Ia mengatakan sebagai lembaga perpanjangan tangan pemerintah, MUI mempunyai hak memberikan masukan kepada pemerintah dalam pengambilan keputusan terkait dengan pembinaan umat Islam.
"Pemerintah Kabupaten Bangka akan membantu memfasilitasi MUI dalam mengangkat marwah di tengah masyarakat maupun di pemerintah daerah," kata dia.
Ketua MUI Kabupaten Bangka Syaiful Zohri menjelaskan dalam program peningkatan sumber daya manusia, pihaknya akan membuka layanan pendidikan kursus bahasa Arab dan bahasa Inggris secara gratis untuk masyarakat.

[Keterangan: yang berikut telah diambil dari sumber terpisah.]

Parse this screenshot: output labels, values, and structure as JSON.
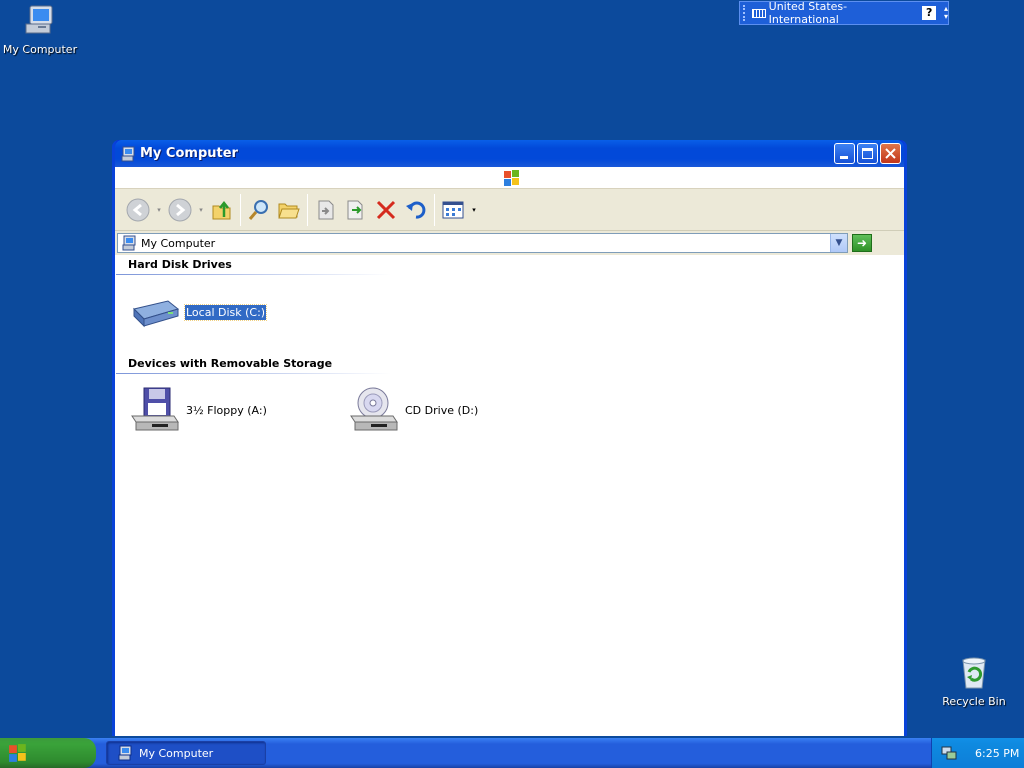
{
  "desktop": {
    "icons": [
      {
        "label": "My Computer",
        "icon": "my-computer-icon"
      },
      {
        "label": "Recycle Bin",
        "icon": "recycle-bin-icon"
      }
    ]
  },
  "language_bar": {
    "language": "United States-International",
    "help_glyph": "?"
  },
  "window": {
    "title": "My Computer",
    "address": "My Computer",
    "groups": [
      {
        "heading": "Hard Disk Drives",
        "items": [
          {
            "label": "Local Disk (C:)",
            "icon": "hard-disk-icon",
            "selected": true
          }
        ]
      },
      {
        "heading": "Devices with Removable Storage",
        "items": [
          {
            "label": "3½ Floppy (A:)",
            "icon": "floppy-drive-icon",
            "selected": false
          },
          {
            "label": "CD Drive (D:)",
            "icon": "cd-drive-icon",
            "selected": false
          }
        ]
      }
    ]
  },
  "taskbar": {
    "start_label": "",
    "tasks": [
      {
        "label": "My Computer"
      }
    ],
    "clock": "6:25 PM"
  },
  "colors": {
    "desktop": "#0c4a9c",
    "title_bar": "#0249d9",
    "selection": "#316ac5",
    "start_button": "#3aa33a",
    "taskbar": "#245edc"
  }
}
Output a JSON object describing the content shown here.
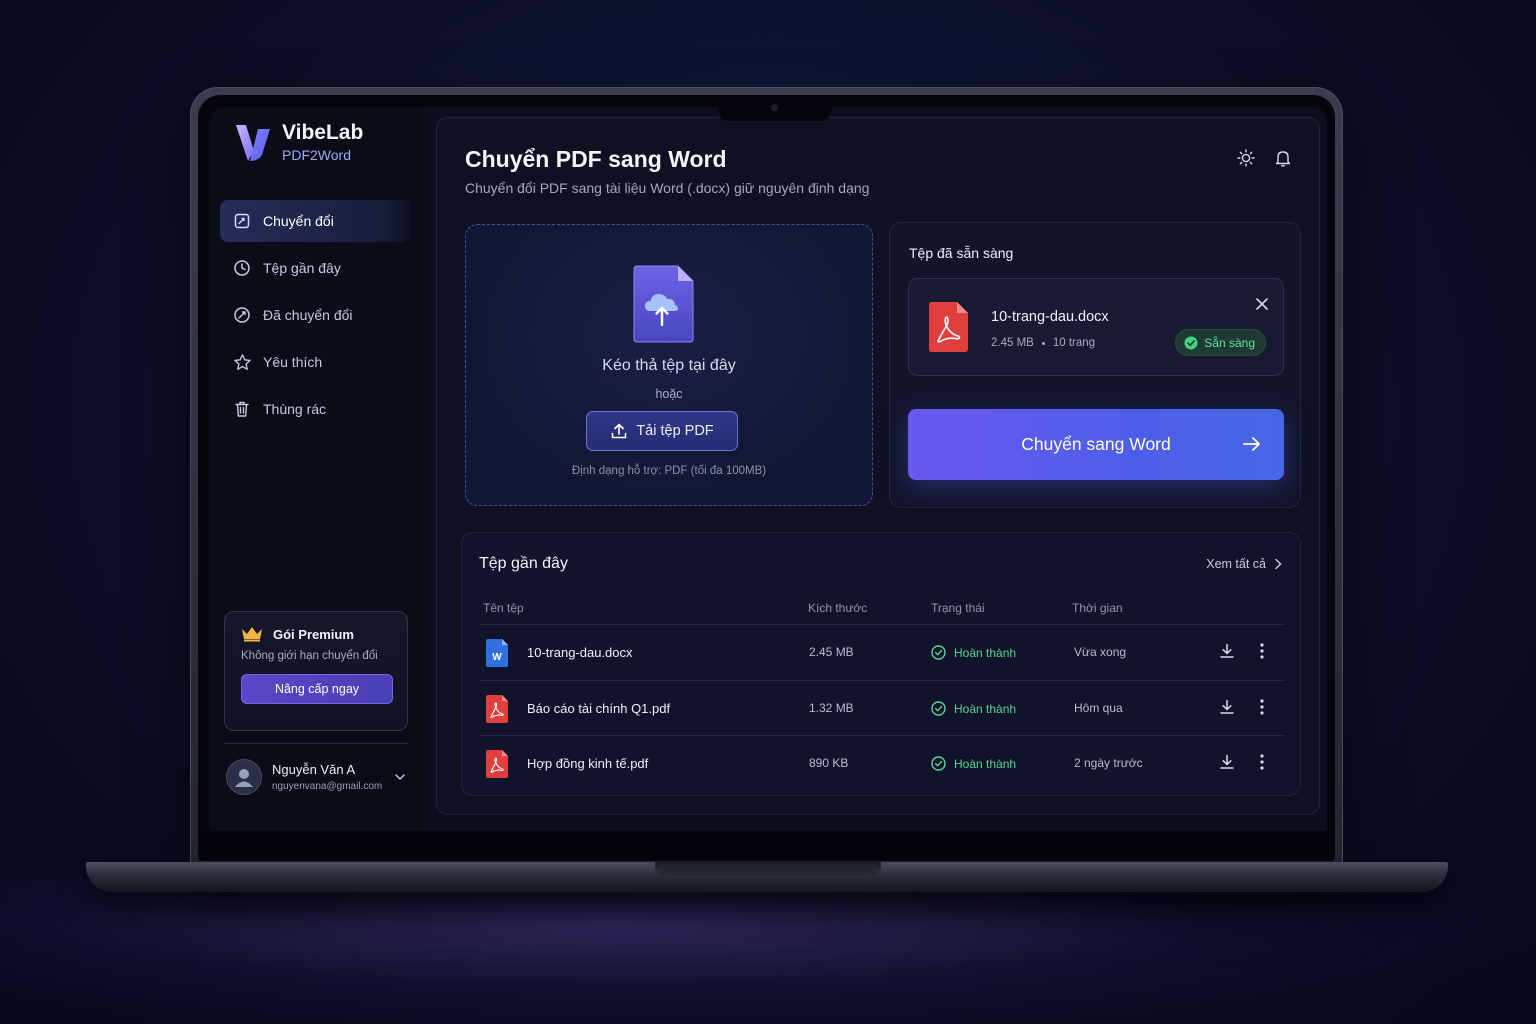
{
  "app": {
    "brand_name": "VibeLab",
    "brand_sub": "PDF2Word"
  },
  "sidebar": {
    "items": [
      {
        "label": "Chuyển đổi",
        "icon": "convert-icon",
        "active": true
      },
      {
        "label": "Tệp gần đây",
        "icon": "clock-icon",
        "active": false
      },
      {
        "label": "Đã chuyển đổi",
        "icon": "converted-icon",
        "active": false
      },
      {
        "label": "Yêu thích",
        "icon": "star-icon",
        "active": false
      },
      {
        "label": "Thùng rác",
        "icon": "trash-icon",
        "active": false
      }
    ],
    "premium": {
      "title": "Gói Premium",
      "desc": "Không giới hạn chuyển đổi",
      "button": "Nâng cấp ngay"
    },
    "user": {
      "name": "Nguyễn Văn A",
      "email": "nguyenvana@gmail.com"
    }
  },
  "header": {
    "title": "Chuyển PDF sang Word",
    "subtitle": "Chuyển đổi PDF sang tài liệu Word (.docx) giữ nguyên định dạng",
    "icons": [
      "sun-icon",
      "bell-icon"
    ]
  },
  "upload": {
    "drop_text": "Kéo thả tệp tại đây",
    "or_text": "hoặc",
    "button": "Tải tệp PDF",
    "note": "Định dạng hỗ trợ: PDF (tối đa 100MB)"
  },
  "ready": {
    "title": "Tệp đã sẵn sàng",
    "file_name": "10-trang-dau.docx",
    "file_size": "2.45 MB",
    "pages": "10 trang",
    "status": "Sẵn sàng",
    "convert_button": "Chuyển sang Word"
  },
  "recent": {
    "title": "Tệp gần đây",
    "see_all": "Xem tất cả",
    "columns": [
      "Tên tệp",
      "Kích thước",
      "Trạng thái",
      "Thời gian"
    ],
    "rows": [
      {
        "name": "10-trang-dau.docx",
        "type": "word",
        "size": "2.45 MB",
        "status": "Hoàn thành",
        "time": "Vừa xong"
      },
      {
        "name": "Báo cáo tài chính Q1.pdf",
        "type": "pdf",
        "size": "1.32 MB",
        "status": "Hoàn thành",
        "time": "Hôm qua"
      },
      {
        "name": "Hợp đồng kinh tế.pdf",
        "type": "pdf",
        "size": "890 KB",
        "status": "Hoàn thành",
        "time": "2 ngày trước"
      }
    ]
  },
  "colors": {
    "accent": "#6a58f0",
    "success": "#57d68f",
    "pdf_red": "#e0403d",
    "word_blue": "#2f6fe0"
  }
}
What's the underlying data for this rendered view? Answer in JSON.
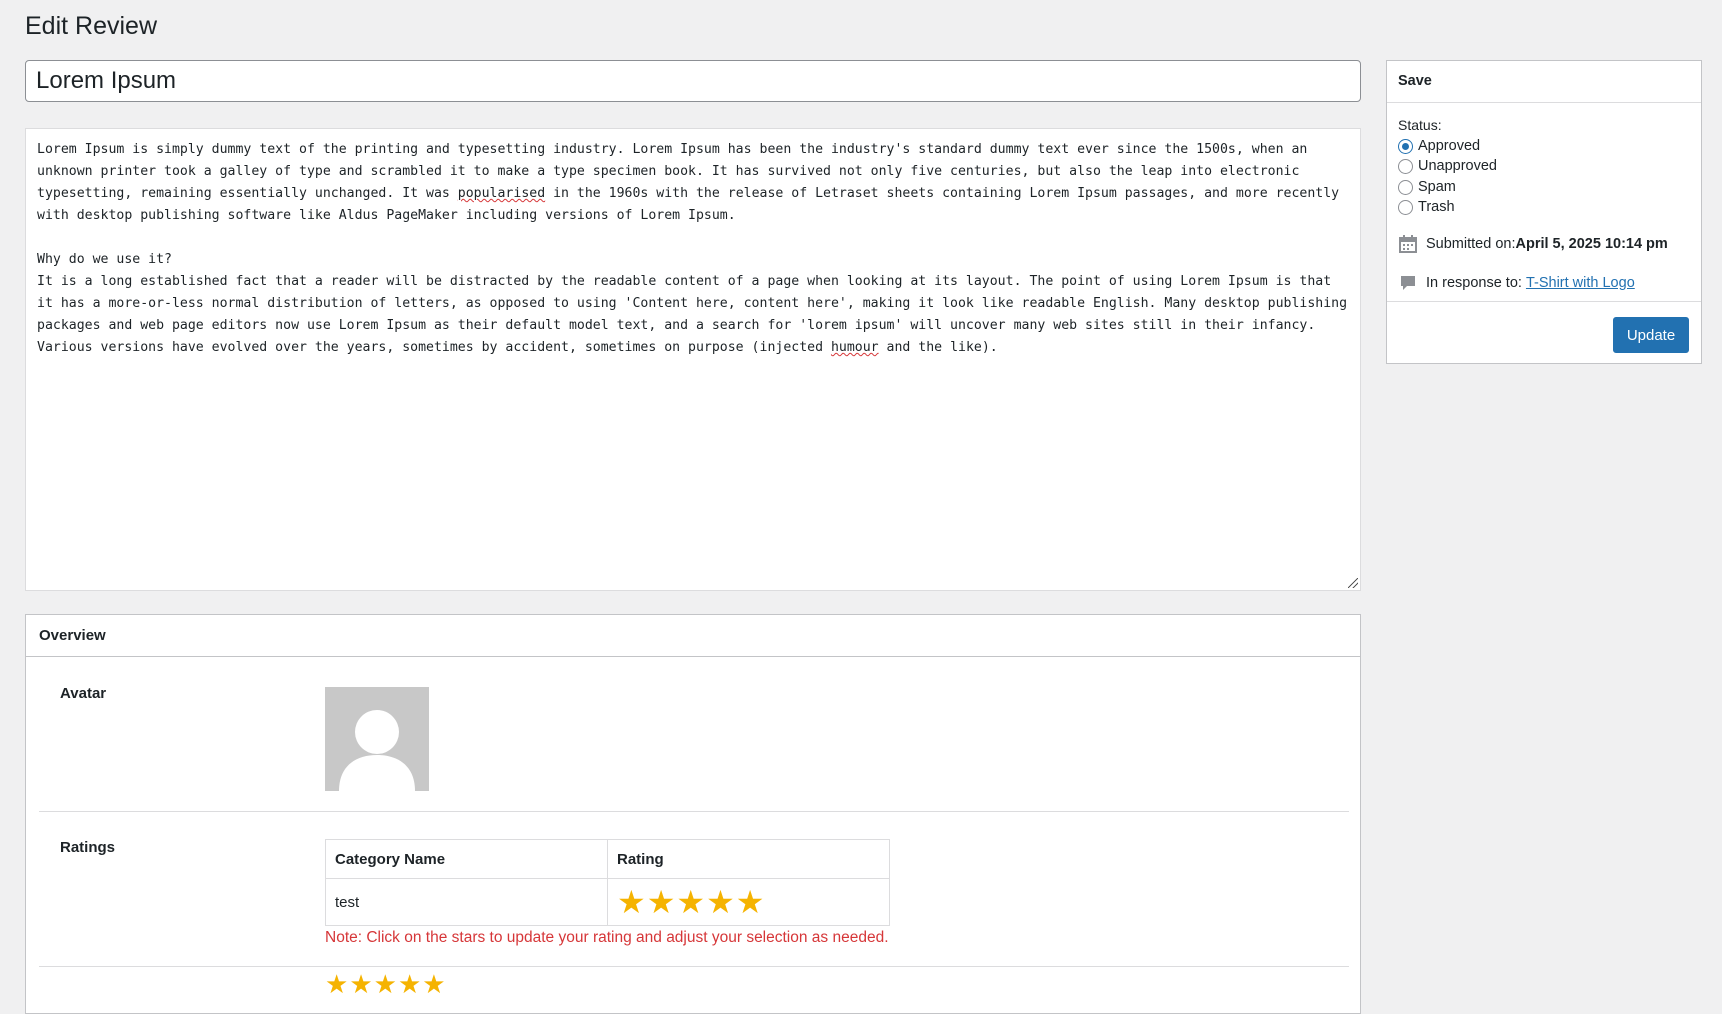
{
  "page": {
    "title": "Edit Review"
  },
  "review": {
    "title": "Lorem Ipsum",
    "paragraph1_a": "Lorem Ipsum is simply dummy text of the printing and typesetting industry. Lorem Ipsum has been the industry's standard dummy text ever since the 1500s, when an unknown printer took a galley of type and scrambled it to make a type specimen book. It has survived not only five centuries, but also the leap into electronic typesetting, remaining essentially unchanged. It was ",
    "paragraph1_misspelled": "popularised",
    "paragraph1_b": " in the 1960s with the release of Letraset sheets containing Lorem Ipsum passages, and more recently with desktop publishing software like Aldus PageMaker including versions of Lorem Ipsum.",
    "heading2": "Why do we use it?",
    "paragraph2_a": "It is a long established fact that a reader will be distracted by the readable content of a page when looking at its layout. The point of using Lorem Ipsum is that it has a more-or-less normal distribution of letters, as opposed to using 'Content here, content here', making it look like readable English. Many desktop publishing packages and web page editors now use Lorem Ipsum as their default model text, and a search for 'lorem ipsum' will uncover many web sites still in their infancy. Various versions have evolved over the years, sometimes by accident, sometimes on purpose (injected ",
    "paragraph2_misspelled": "humour",
    "paragraph2_b": " and the like)."
  },
  "overview": {
    "heading": "Overview",
    "avatar_label": "Avatar",
    "ratings_label": "Ratings",
    "ratings_table": {
      "headers": [
        "Category Name",
        "Rating"
      ],
      "rows": [
        {
          "category": "test",
          "rating": 5,
          "max": 5
        }
      ]
    },
    "note": "Note: Click on the stars to update your rating and adjust your selection as needed.",
    "average_rating": 5
  },
  "save": {
    "heading": "Save",
    "status_label": "Status:",
    "statuses": [
      "Approved",
      "Unapproved",
      "Spam",
      "Trash"
    ],
    "selected_status": "Approved",
    "submitted_label": "Submitted on: ",
    "submitted_value": "April 5, 2025 10:14 pm",
    "response_label": "In response to: ",
    "response_link": "T-Shirt with Logo",
    "update_label": "Update"
  },
  "colors": {
    "accent": "#2271b1",
    "star": "#f5b301",
    "note": "#d63638"
  }
}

"Selain membuka layanan kursus bahasa, kami juga membuka ruang konsultasi agama secara gratis," kata dia.
Semua program layanan pendidikan non-formal tersebut, sebagai upaya peran MUI dalam membantu pemerintah meningkatkan kualitas sumber daya manusia di daerah.
Program yang sedang di jalankan MUI Bangka, kata Syaiful Zohri, melakukan kegiatan Natak Masjid (mengunjungi masjid) di sebagai wilayah kecamatan.
"Meskipun tidak semua masjid di delapan wilayah kecamatan kami kunjungi, namun program Natak Masjid dianggap penting untuk meningkatkan silaturahmi dan pembinaan umat agar tercipta suasana aman, nyaman, dan tenteram," demikian Syaiful.